MOST IMPORTANTLY…do not be afraid to ask for help. Talk with your coaches, former teammates that are now in the professional realm, talk with your parents or guardians, talk with trusted mentors you have in your life. Seek their opinions and then form your own conclusions. Don’t make the mistake of just running ideas past ‘yes’ people in your life, or hangers on or jock sniffers. Seriously analyze everything, look for holes or negatives as aggressively if not more aggressively than focusing on the upside.
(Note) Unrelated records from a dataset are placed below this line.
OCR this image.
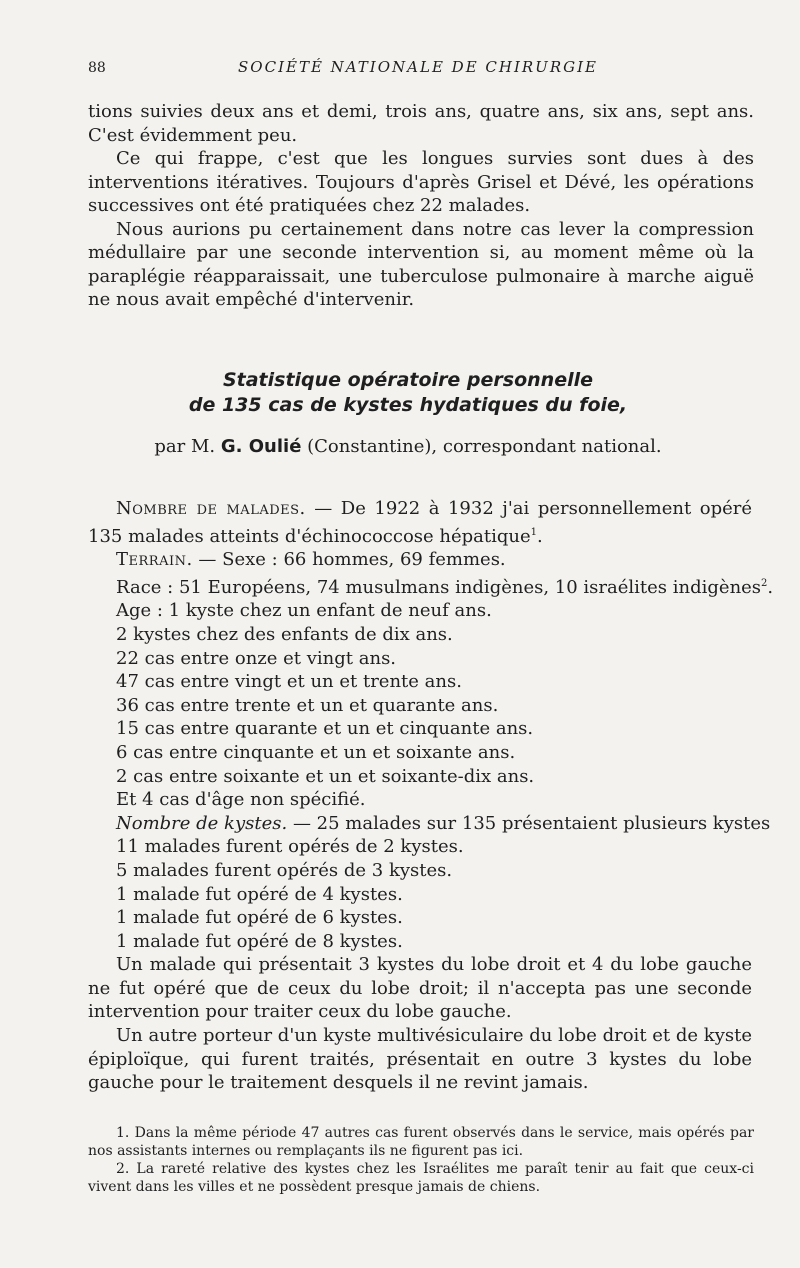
88	SOCIÉTÉ NATIONALE DE CHIRURGIE

tions suivies deux ans et demi, trois ans, quatre ans, six ans, sept ans. C'est évidemment peu.

Ce qui frappe, c'est que les longues survies sont dues à des interventions itératives. Toujours d'après Grisel et Dévé, les opérations successives ont été pratiquées chez 22 malades.

Nous aurions pu certainement dans notre cas lever la compression médullaire par une seconde intervention si, au moment même où la paraplégie réapparaissait, une tuberculose pulmonaire à marche aiguë ne nous avait empêché d'intervenir.

Statistique opératoire personnelle
de 135 cas de kystes hydatiques du foie,
par M. G. Oulié (Constantine), correspondant national.
Nombre de malades. — De 1922 à 1932 j'ai personnellement opéré 135 malades atteints d'échinococcose hépatique$^1$.
Terrain. — Sexe : 66 hommes, 69 femmes.
Race : 51 Européens, 74 musulmans indigènes, 10 israélites indigènes$^2$.
Age : 1 kyste chez un enfant de neuf ans.
2 kystes chez des enfants de dix ans.
22 cas entre onze et vingt ans.
47 cas entre vingt et un et trente ans.
36 cas entre trente et un et quarante ans.
15 cas entre quarante et un et cinquante ans.
6 cas entre cinquante et un et soixante ans.
2 cas entre soixante et un et soixante-dix ans.
Et 4 cas d'âge non spécifié.
Nombre de kystes. — 25 malades sur 135 présentaient plusieurs kystes
11 malades furent opérés de 2 kystes.
5 malades furent opérés de 3 kystes.
1 malade fut opéré de 4 kystes.
1 malade fut opéré de 6 kystes.
1 malade fut opéré de 8 kystes.
Un malade qui présentait 3 kystes du lobe droit et 4 du lobe gauche ne fut opéré que de ceux du lobe droit; il n'accepta pas une seconde intervention pour traiter ceux du lobe gauche.
Un autre porteur d'un kyste multivésiculaire du lobe droit et de kyste épiploïque, qui furent traités, présentait en outre 3 kystes du lobe gauche pour le traitement desquels il ne revint jamais.

1. Dans la même période 47 autres cas furent observés dans le service, mais opérés par nos assistants internes ou remplaçants ils ne figurent pas ici.

2. La rareté relative des kystes chez les Israélites me paraît tenir au fait que ceux-ci vivent dans les villes et ne possèdent presque jamais de chiens.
BE WARY OF JOCK SNIFFERS OR HANGERS ON: You have likely encountered folks like this.  Now that there there money in the mix, you will undoubtedly encounter more.  Not everyone has your best interests at heart.  Frankly, most will not.  They will have THEIR best interests at heart.  There is nothing wrong with that when a business idea or opportunity is fair and equitable…but just be very, very wary here.

Also, try to realize what you are not, at this given time. So many entrepreneurs, me included, believe(d) they are CEO material, when in reality we all have shortcomings to our personalities or temperaments. Early on in my career, I believed I could handle the growth of the business, building the brand, monetizing the business as well as handle simple bookkeeping. What I learned quickly, and very, very painfully, is that I am NOT a CEO. I am horrible with accounting, not because I lack the intellect to do it, but I LACK THE DISCIPLINE to do the little, required things, consistently. Which is why I sought out partners in subsequent business relationships who were strong where I was weak and where my skill traits and temperament complimented their weaknesses.

Sone people do have the temperament to be a Jack or Jill of all trades, but most do not. This is why I strongly urge you to find a competent tax and accounting professional, first and foremost. Do this even before you set up your own LLC, because they will be able to provide you with a more detailed checklist than I have done here. You can’t get this part wrong, otherwise you are unwittingly creating significant obstacles for your future self and take it from someone who has literally paid that price, you don’t want to do that.

Lastly, this is hardly a comprehensive list and I will likely add to it as things come to mind.  It’s a start, and I wish you all the best in your endeavors.